After reading the article I gave it to Mrs O’M. to read, and her reactions were strong and clear. ‘I am no Shostakovich,’ she said. ‘I can’t use my songs. Anyhow, I’m tired of them—they’re always the same. Musical hallucinations may have been a gift to Shostakovich, but they are only a nuisance to me. He didn’t want treatment—but I want it badly.’

I put Mrs O’M. on anticonvulsants, and she forthwith ceased her musical convulsions. I saw her again recently, and asked her if she missed them. ‘Not on your life.’ she said. ‘I’m much better without them.’ But this, as we have seen, was not the case with Mrs O’C, whose hallucinosis was of an altogether more complex, more mysterious, and deeper kind and, even if random in its causation, turned out to have great psychological significance and use.

With Mrs O’C. indeed the epilepsy was different from the start, both in terms of physiology and of ‘personal’ character and impact. There was, for the first 72 hours, an almost continuous seizure, or seizure ‘status’, associated with an apoplexy of the temporal lobe. This in itself was overwhelming. Secondly, and this too had some physiological basis (in the abruptness and extent of the stroke, and its disturbance of deep-lying emotional centres: uncus, amygdala, limbic system, etc., deep within, and deep to the temporal lobe), there was an overwhelming emotion associated with the seizures and an overwhelming (and profoundly nostalgic) content—an overwhelming sense of being-a-child again, in her long-forgotten home, in the arms and presence of her mother.

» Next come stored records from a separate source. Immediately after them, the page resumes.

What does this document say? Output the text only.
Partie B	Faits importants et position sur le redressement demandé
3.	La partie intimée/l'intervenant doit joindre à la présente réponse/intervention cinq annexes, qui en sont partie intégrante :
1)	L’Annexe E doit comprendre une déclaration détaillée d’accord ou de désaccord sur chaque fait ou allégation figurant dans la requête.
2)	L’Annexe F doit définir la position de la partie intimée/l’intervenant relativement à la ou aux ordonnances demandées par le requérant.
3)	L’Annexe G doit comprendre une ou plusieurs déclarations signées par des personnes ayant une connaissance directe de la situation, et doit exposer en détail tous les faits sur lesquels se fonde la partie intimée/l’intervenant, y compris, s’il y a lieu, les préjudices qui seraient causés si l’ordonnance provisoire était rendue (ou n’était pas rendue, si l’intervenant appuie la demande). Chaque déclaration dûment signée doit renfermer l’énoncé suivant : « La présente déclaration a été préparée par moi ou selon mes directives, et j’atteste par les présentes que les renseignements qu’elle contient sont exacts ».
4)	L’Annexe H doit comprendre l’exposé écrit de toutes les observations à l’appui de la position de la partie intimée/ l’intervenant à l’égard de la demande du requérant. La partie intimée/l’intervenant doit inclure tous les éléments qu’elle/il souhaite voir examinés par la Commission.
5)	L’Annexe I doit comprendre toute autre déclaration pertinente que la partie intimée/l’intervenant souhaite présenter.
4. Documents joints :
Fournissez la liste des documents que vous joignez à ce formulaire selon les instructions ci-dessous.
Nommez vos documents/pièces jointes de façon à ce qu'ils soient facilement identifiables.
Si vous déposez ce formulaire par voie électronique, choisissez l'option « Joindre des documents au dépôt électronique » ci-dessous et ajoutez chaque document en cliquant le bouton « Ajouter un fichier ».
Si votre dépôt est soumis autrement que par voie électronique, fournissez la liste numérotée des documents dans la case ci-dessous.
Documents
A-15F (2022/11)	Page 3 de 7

It may be that such seizures have both a physiological and a personal origin, coming from particular charged parts of the brain but, equally, meeting particular psychic circumstances and needs: as in a case reported by Dennis Williams (1956):

A representative, 31 (Case 2770), had major epilepsy induced by finding himself alone among strangers. Onset: a visual memory of his parents at home, the feeling ‘How marvellous to be back’. It is described as a very pleasant memory. He gets gooseskin, goes hot and cold, and either the attack subsides or proceeds to a convulsion.

Williams relates this astounding story baldly, and makes no connection between any of its parts. The emotion is dismissed as purely physiological—inappropriate ‘ictal pleasure’—and the possible relation of ‘being-back-home’ to being lonely is equally ignored. He may, of course, be right; perhaps it all is entirely physiological; but I cannot help thinking that if one has to have seizures, this man, Case 2770, managed to have the right seizures at the right time.

In Mrs O’C.’s case the nostalgic need was more chronic and profound, for her father died before she was born, and her mother before she was five. Orphaned, alone, she was sent to America, to live with a rather forbidding maiden aunt. Mrs O’C. had no conscious memory of the first five years of her life—no memory of her mother, of Ireland, of ‘home’. She had always felt this as a keen and painful sadness—this lack, or forgetting, of the earliest, most precious years of her life. She had often tried, but never succeeded, to recapture her lost and forgotten childhood memories. Now, with her dream, and the long ‘dreamy state’ which succeeded it, she recaptured a crucial sense of her forgotten, lost childhood. The feeling she had was not just ‘ictal pleasure’, but a trembling, profound and poignant joy. It was, as she said, like the opening of a door—a door which had been stubbornly closed all her life.